3.9 Save all artifacts (H5AD / CSV)¶

[9]:

adata_RNA.write(os.path.join(save_path, f"{data_name}_{methods}_RNA.h5ad"), compression="gzip")
adata_Protein.write(os.path.join(save_path, f"{data_name}_{methods}_Protein.h5ad"), compression="gzip")
adata_RNA.obs['DIRAC'].to_csv(os.path.join(save_path, f"{data_name}_{methods}.csv"))

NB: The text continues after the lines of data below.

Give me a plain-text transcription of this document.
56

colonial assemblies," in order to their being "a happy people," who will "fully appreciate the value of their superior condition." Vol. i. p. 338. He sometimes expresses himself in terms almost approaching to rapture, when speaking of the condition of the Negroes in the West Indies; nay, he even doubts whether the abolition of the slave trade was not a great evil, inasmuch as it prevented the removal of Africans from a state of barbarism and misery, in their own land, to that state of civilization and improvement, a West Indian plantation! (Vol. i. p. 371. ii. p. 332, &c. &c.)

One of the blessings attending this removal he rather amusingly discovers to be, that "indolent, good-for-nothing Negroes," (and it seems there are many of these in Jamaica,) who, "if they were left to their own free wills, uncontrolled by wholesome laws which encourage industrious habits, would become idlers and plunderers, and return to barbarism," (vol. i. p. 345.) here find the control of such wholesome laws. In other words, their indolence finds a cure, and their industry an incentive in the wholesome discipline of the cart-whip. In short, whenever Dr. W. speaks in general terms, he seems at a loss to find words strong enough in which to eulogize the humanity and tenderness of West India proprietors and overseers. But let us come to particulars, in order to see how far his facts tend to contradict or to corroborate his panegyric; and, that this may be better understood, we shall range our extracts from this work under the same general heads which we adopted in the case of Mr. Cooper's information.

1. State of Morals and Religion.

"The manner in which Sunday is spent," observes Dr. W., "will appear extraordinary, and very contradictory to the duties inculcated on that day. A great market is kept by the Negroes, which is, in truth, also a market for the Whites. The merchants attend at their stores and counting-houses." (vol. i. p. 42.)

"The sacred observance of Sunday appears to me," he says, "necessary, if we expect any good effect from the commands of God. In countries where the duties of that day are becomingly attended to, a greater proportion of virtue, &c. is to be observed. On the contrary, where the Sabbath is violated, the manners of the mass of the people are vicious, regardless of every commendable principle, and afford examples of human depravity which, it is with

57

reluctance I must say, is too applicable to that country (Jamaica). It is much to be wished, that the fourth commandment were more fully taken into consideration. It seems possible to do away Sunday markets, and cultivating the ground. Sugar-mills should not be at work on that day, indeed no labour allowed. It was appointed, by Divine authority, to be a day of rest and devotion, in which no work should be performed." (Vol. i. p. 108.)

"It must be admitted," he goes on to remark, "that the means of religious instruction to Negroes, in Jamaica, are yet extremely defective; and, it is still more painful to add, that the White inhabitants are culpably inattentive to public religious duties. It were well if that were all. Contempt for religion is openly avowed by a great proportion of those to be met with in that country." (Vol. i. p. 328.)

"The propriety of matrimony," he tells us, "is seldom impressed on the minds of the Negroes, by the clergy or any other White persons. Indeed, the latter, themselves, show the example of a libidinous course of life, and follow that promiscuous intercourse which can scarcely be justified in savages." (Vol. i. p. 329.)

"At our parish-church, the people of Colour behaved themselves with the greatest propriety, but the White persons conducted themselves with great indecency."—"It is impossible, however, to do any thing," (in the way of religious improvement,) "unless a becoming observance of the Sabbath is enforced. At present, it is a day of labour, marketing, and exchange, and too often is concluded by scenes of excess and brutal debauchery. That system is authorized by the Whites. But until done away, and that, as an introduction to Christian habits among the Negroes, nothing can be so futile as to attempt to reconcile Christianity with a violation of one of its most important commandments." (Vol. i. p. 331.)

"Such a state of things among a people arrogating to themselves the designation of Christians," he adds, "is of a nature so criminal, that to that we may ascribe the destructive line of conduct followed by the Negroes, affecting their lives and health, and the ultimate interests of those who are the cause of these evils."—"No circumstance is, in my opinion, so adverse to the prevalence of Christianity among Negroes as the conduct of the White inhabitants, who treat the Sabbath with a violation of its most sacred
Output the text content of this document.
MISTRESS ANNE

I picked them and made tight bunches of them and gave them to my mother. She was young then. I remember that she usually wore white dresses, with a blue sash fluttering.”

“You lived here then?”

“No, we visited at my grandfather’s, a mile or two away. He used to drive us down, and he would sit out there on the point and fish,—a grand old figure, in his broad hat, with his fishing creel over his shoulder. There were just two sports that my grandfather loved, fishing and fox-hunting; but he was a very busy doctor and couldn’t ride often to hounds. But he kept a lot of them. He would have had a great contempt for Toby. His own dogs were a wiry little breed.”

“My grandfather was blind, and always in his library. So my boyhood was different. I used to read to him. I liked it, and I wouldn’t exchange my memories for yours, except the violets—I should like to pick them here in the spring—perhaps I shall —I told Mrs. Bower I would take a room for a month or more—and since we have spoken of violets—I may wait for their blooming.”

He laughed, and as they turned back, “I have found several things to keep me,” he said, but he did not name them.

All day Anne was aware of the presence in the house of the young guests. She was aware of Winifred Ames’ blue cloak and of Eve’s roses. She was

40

4. Parameter Notes & Good Defaults¶

n_neighbors (graph): 6–12 are common. More neighbors → smoother neighborhoods; fewer → sharper boundaries.
RNA HVGs (``n_top_genes``): 2k–3k typical; trial 1–5k for sensitivity.
PCA components: 50–100 usually sufficient; large tissues can benefit from 100+.
GNN (``opt_GNN``): "GAT" (attentional, expressive), "SAGE" (efficient), "GCN" (simple).
n_hiddens / n_outputs: start at 128 / 64; increase for complex tissues, reduce for memory.
epochs: 200–400 typical for stable embeddings.
lamb (regularization): ↑ if overfitting; ↓ if underfitting.
scale_loss: balances reconstruction and other terms; small tweaks (0.02–0.06) can help.
n_clusters (MCLUST): use prior knowledge or grid-search; Leiden is an alternative if R/mclust is unavailable.
spot_size: adapt to the platform’s spot diameter for best visual density.

Optional subgraph mode

For very large samples or limited VRAM: initialize integrate_app(..., subgraph=True) and pass num_parts in _get_data(...) to split the graph.
Larger num_parts → lower peak memory but more overhead.

5. Outputs & File Saving¶

Figures: Results/Human_Glioblastoma_DIRAC/Human_Glioblastoma_DIRAC_Combined_spatial.pdf
AnnData: Results/Human_Glioblastoma_DIRAC/Human_Glioblastoma_DIRAC_RNA.h5ad Results/Human_Glioblastoma_DIRAC/Human_Glioblastoma_DIRAC_Protein.h5ad
Labels (CSV): Results/Human_Glioblastoma_DIRAC/Human_Glioblastoma_DIRAC.csv (column = DIRAC)

What’s inside

obsm["DIRAC_embed"]: shared embedding for downstream neighbors/UMAP.
obs["DIRAC"]: MCLUST cluster labels (strings).
uns often contains plotting metadata after scanpy calls.

6. Reproducibility¶

Set deterministic seeds: sd.utils.seed_torch(seed=6) (already in the script).
Minor non-determinism may persist on GPU due to cuDNN; results should be qualitatively stable.

Ready to go: Copy the End-to-End Script into your notebook, adjust paths if needed, and run. The tutorial above explains each choice so users can reproduce and extend your results confidently.